We must consider if the current rent assistance and social housing framework is designed properly in Australia.

Or whether there is a better way to provide subsidy arrangements that will improve the outcomes for its recipients and provide opportunities for investment to increase supply.

For example, does the current framework:

  • encourage movement across the tenures, and innovation in the housing system?
  • Or does it actually trap people into poverty?
  • We have tremendous opportunity to restructure the system.
  • This will require a comprehensive rethink, and a shift in ideology for some policy makers.

A well-functioning social housing market, underpinned by a secure asset base, will attract private investment.

Infrastructure Partnerships Australia valued the NSW public housing stock of approximately 140,000 dwellings at $38 billion for 2015.

Whilst we may not know the national value, we can safely assume its value to be around $70 - 100 billion.

The UK actively welcomes private investment in its affordable housing and we should too.

Between 1990 and 2015, almost half of the £100 billion capital investment in new housing association homes across the UK came from private finance.

  • This funded the construction of 719,000 housing association dwellings.
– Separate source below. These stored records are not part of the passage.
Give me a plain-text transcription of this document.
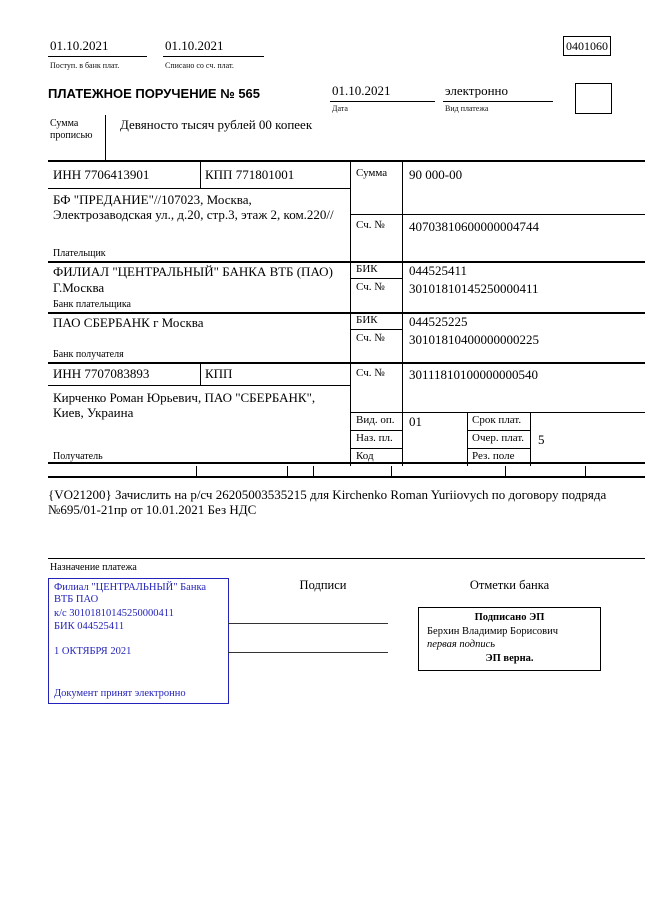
01.10.2021
Поступ. в банк плат.
01.10.2021
Списано со сч. плат.
0401060
ПЛАТЕЖНОЕ ПОРУЧЕНИЕ № 565	01.10.2021
Дата
электронно
Вид платежа
Сумма прописью
Девяносто тысяч рублей 00 копеек
ИНН 7706413901	КПП 771801001
БФ "ПРЕДАНИЕ"//107023, Москва, Электрозаводская ул., д.20, стр.3, этаж 2, ком.220//
Плательщик
Сумма 90 000-00
Сч. № 40703810600000004744
ФИЛИАЛ "ЦЕНТРАЛЬНЫЙ" БАНКА ВТБ (ПАО)
Г.Москва
Банк плательщика
БИК 044525411
Сч. № 30101810145250000411
ПАО СБЕРБАНК г Москва
Банк получателя
БИК 044525225
Сч. № 30101810400000000225
ИНН 7707083893	КПП
Кирченко Роман Юрьевич, ПАО "СБЕРБАНК", Киев, Украина
Получатель
Сч. № 30111810100000000540
Вид. оп. 01
Наз. пл.
Код
Срок плат.
Очер. плат. 5
Рез. поле
{VO21200} Зачислить на р/сч 26205003535215 для Kirchenko Roman Yuriiovych по договору подряда №695/01-21пр от 10.01.2021 Без НДС
Назначение платежа
Филиал "ЦЕНТРАЛЬНЫЙ" Банка ВТБ ПАО
к/с 30101810145250000411
БИК 044525411
1 ОКТЯБРЯ 2021
Документ принят электронно
Подписи	Отметки банка
Подписано ЭП
Берхин Владимир Борисович
первая подпись
ЭП верна.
To address the challenges in the affordable housing system, I believe we must also enhance consumer choice. We need to:

  • Make subsidy arrangements tenure neutral
  • Strengthen community housing systems by bringing in more commercial focus
  • Question the incoming rent policy - does this really work?
  • Diversify the tenure and social income and mix on large housing estates.
  • My main question is can you modernise this system with a relatively small housing associate model and the dominate provider being large monolithic public housing providers?


In summary, I agree with Duncan that an economic lens is vital when considering the impacts of the challenges faced in the housing market.  
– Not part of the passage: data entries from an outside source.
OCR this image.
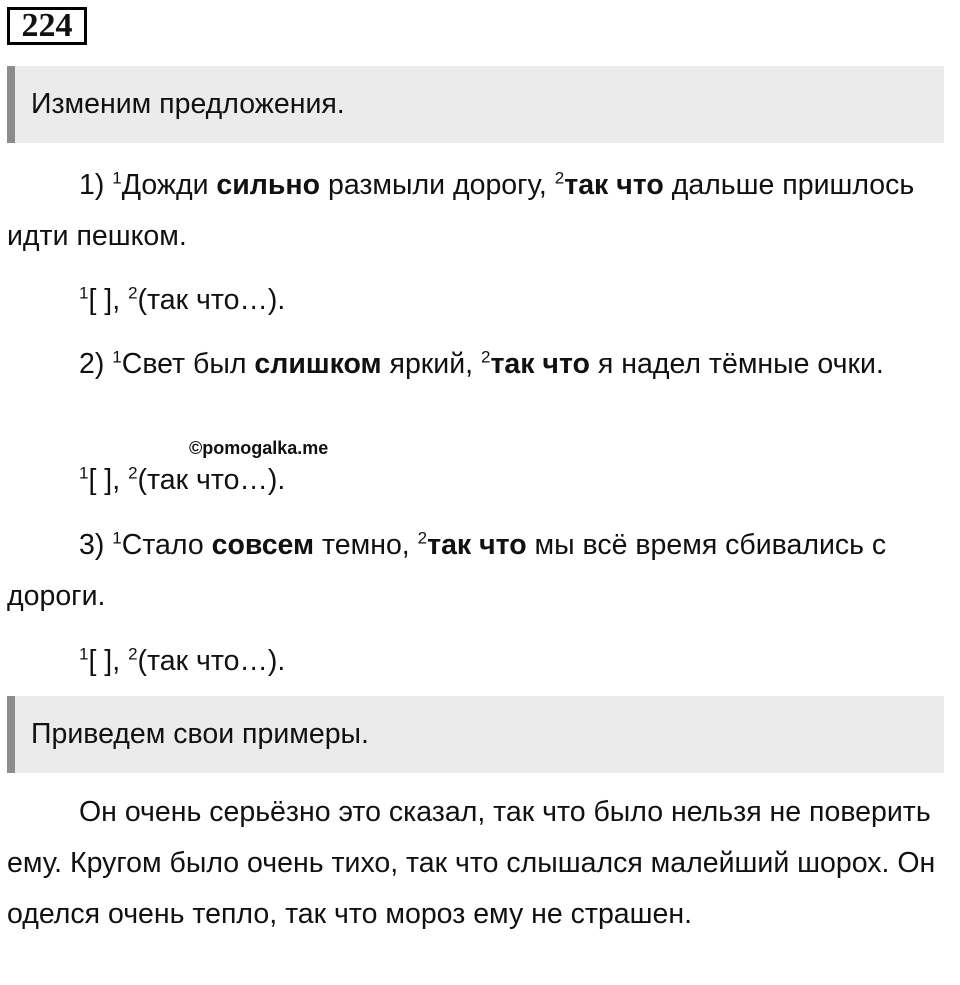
224
Изменим предложения.

1) $^1$Дожди сильно размыли дорогу, $^2$так что дальше пришлось идти пешком.

$^1$[ ], $^2$(так что…).

2) $^1$Свет был слишком яркий, $^2$так что я надел тёмные очки.

©pomogalka.me
$^1$[ ], $^2$(так что…).

3) $^1$Стало совсем темно, $^2$так что мы всё время сбивались с дороги.

$^1$[ ], $^2$(так что…).
Приведем свои примеры.

Он очень серьёзно это сказал, так что было нельзя не поверить ему. Кругом было очень тихо, так что слышался малейший шорох. Он оделся очень тепло, так что мороз ему не страшен.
This is an economic issue for Australia, and we need to be bold to address it.

Getting Australia’s housing markets working better will also be our best weapon for dealing with growing concerns about equity and home ownership.

There has been an overall decline in property ownership rates across all age brackets over the past 10 years, except for the 65-plus age bracket.

We need to ask ourselves – what level of home ownership are we willing to tolerate in Australia?

The decline may be partly explained by lifestyle choices, but we should be concerned if people are being locked out because a key driver to net increases in wealth for households is owner occupied housing and other property.

  • What impact will declining home ownership have on our assumptions about wealth creation being driven by housing?
  • What impact will it have on our assumptions about generational wealth transfer, and about the adequacy of superannuation and pension frameworks to fund retirement?

These wider concerns again reinforce the need to apply an economic lens to housing affordability in Australia.